Aunque Luo Meili se resistía con desesperación, su fina prenda ya estaba medio bajada, dejándola al descubierto.
—Je, je, je, cuanto más te resistes, más me excito, Tía Meili, déjate llevar.
Llevas seis o siete años viuda, qué duro debe de ser.
Deja que te cuide bien esta noche.
Luo Meili estaba al borde de las lágrimas.
—Wu Yong, ¿no tienes vergüenza?
Soy tu tía.
¿Cómo puedes forzarme así?
Si esto se sabe, ¿con qué cara voy a vivir?
Wu Yong tenía una sonrisa babosa en el rostro.
—Tía, no tengas miedo, de esto solo sabemos el cielo, la tierra, tú y yo; nadie más lo sabrá, te lo prometo.
Este será nuestro secreto.
—Ya me conoces, cada vez que te veo, se me cae la baba.
Solo déjate hacer.
—Sinvergüenza.
Luo Meili le hincó los dientes con fuerza en la mano a Wu Yong.
—¡Ay!
Wu Yong gritó de dolor al instante y soltó a Luo Meili.

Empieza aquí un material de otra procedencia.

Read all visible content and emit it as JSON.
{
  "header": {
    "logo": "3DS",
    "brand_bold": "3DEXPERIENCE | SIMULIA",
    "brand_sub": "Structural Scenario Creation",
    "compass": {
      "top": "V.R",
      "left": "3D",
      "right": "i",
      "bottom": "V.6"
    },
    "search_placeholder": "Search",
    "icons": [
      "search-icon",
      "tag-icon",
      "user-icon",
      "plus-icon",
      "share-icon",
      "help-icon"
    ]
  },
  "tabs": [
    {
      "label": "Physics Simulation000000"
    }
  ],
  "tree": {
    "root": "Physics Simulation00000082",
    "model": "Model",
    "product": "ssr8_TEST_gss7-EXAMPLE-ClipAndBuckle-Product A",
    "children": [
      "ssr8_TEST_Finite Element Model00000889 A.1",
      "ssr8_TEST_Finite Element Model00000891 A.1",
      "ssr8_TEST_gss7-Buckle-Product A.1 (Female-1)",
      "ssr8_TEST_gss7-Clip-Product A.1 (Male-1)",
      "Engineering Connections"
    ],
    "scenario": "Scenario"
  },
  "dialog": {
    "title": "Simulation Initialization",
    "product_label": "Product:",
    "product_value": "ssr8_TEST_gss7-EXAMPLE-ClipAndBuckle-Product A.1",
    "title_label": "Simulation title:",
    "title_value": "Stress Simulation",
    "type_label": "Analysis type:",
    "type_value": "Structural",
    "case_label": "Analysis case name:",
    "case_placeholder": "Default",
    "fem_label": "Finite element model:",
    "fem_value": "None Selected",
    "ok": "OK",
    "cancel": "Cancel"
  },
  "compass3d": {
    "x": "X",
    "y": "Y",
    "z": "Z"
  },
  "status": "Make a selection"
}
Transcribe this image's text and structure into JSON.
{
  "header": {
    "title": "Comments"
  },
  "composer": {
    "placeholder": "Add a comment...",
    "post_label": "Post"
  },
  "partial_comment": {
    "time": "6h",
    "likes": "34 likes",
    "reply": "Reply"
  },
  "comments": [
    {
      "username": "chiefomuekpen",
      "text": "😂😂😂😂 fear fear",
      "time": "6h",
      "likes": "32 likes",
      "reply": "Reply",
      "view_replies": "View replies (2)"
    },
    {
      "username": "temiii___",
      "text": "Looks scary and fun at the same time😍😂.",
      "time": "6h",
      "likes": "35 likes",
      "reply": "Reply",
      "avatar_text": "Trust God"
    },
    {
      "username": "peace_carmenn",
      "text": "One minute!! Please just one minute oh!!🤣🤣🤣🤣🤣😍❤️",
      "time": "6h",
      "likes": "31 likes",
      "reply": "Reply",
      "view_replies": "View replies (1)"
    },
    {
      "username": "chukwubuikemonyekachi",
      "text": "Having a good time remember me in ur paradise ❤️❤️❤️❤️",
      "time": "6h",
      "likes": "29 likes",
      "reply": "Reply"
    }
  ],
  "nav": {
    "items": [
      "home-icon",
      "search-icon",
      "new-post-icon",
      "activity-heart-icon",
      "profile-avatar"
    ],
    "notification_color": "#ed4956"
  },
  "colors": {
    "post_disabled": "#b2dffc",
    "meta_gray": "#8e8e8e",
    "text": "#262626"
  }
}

Luo Meili se cubrió rápidamente el pecho, retrocediendo sin parar.
—¡Maldita sea, zorra asquerosa, te atreviste a morderme!
—Wu Yong, al ver la marca en su mano, se enfureció.
Sacó una navaja automática del bolsillo.
La afilada hoja, bajo la luz de la luna, refulgía con un brillo gélido.
—Te lo advierto, coopera, o te mato a puñaladas.
—Además, ¿no tienes una hermana menor que estudia en el condado?
Mañana mismo enviaré a gente a por ella.
—No, no toques a mi hermana —dijo Luo Meili, a punto de llorar.
—Je, je, entonces sé buena.
Wu Yong se acercó a Luo Meili.
Luo Meili gritó desesperada.
—Bua, bua, que alguien me salve.
Wu Yong, con el rostro lleno de excitación, estaba a punto de abalanzarse sobre Luo Meili, cuando de repente una pequeña piedra salió volando de un lado, le golpeó en la frente y le hizo sangrar al instante.
—¡Ay, mi cabeza!
¿Quién, quién demonios me ha golpeado?
—Yo.
Zhang Xiaoshan dio un paso adelante.
Zhang Xiaoshan todavía estaba cubierto de mugre y, como era de noche, Wu Yong tardó varios segundos en reconocerlo.
Al hacerlo, se sintió aliviado al instante.
—Mierda, si solo eres tú, pobre diablo.
Esto no es asunto tuyo, lárgate o te daré una paliza a ti también.
—Pequeño Shan, sálvame.
En cuanto Luo Meili vio a Zhang Xiaoshan, corrió de inmediato a esconderse detrás de él y le agarró del brazo.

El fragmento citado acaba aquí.